You also can't be as vague as saying "No peeping" because that's how people get off with excuses like "I wasn't peeping, I was peeking".
If I were a lawyer, or otherwise versed in the appropriate legal terminology, I would've used it. As it is, I stuck to vernacular English.
And those exist. The penalty for unlicensed drone use is not the same as manslaughter for example
I'm not talking about penalties. I'm talking about a threshold of occurrences before I think something should be done about the problem.
No laws existed against blinding people with lasers because why would you have a law for something that hadn't been invented?
Bullshit; a law exists. Assault and battery would both apply, and possibly aggravated assault, to emphasize the life-changing damage that blinding someone would cause.

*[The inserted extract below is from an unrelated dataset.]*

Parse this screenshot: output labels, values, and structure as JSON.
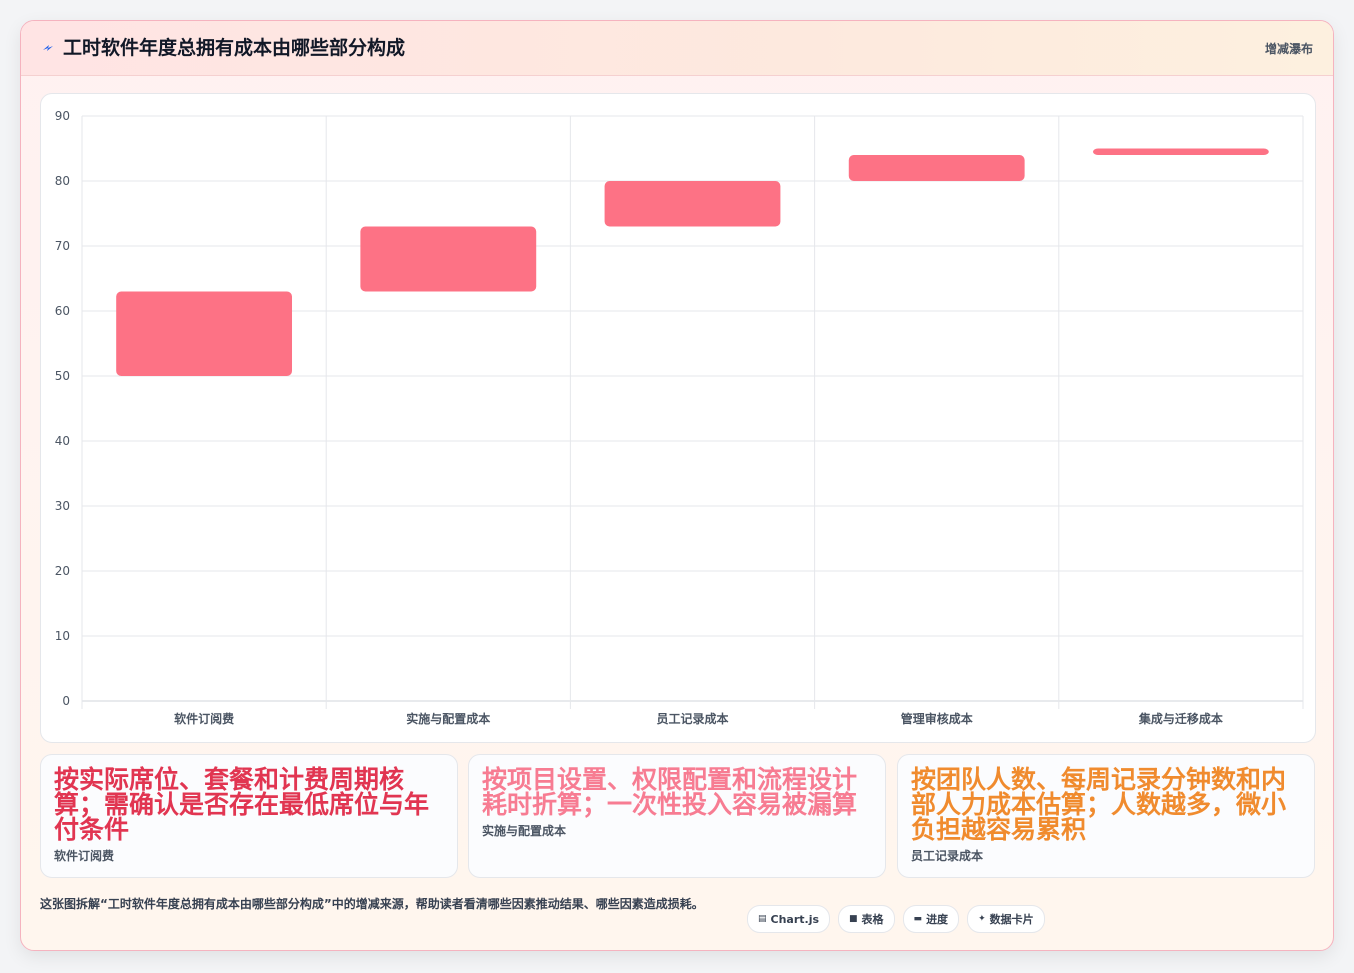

so the authorities cracked down and banned them.
That doesn't seem to be true, at least in the U.S. Lasers of various powers are widely available. The change, as I perceive it, is that the novelty value wore off, and most people in society began to recognize that using a dangerous tool as a toy is irresponsible. That being said, I can still go to a pet store and buy a class-1 laser as a cat toy. I can buy a class-3 in a store, marketed for pointing to stars.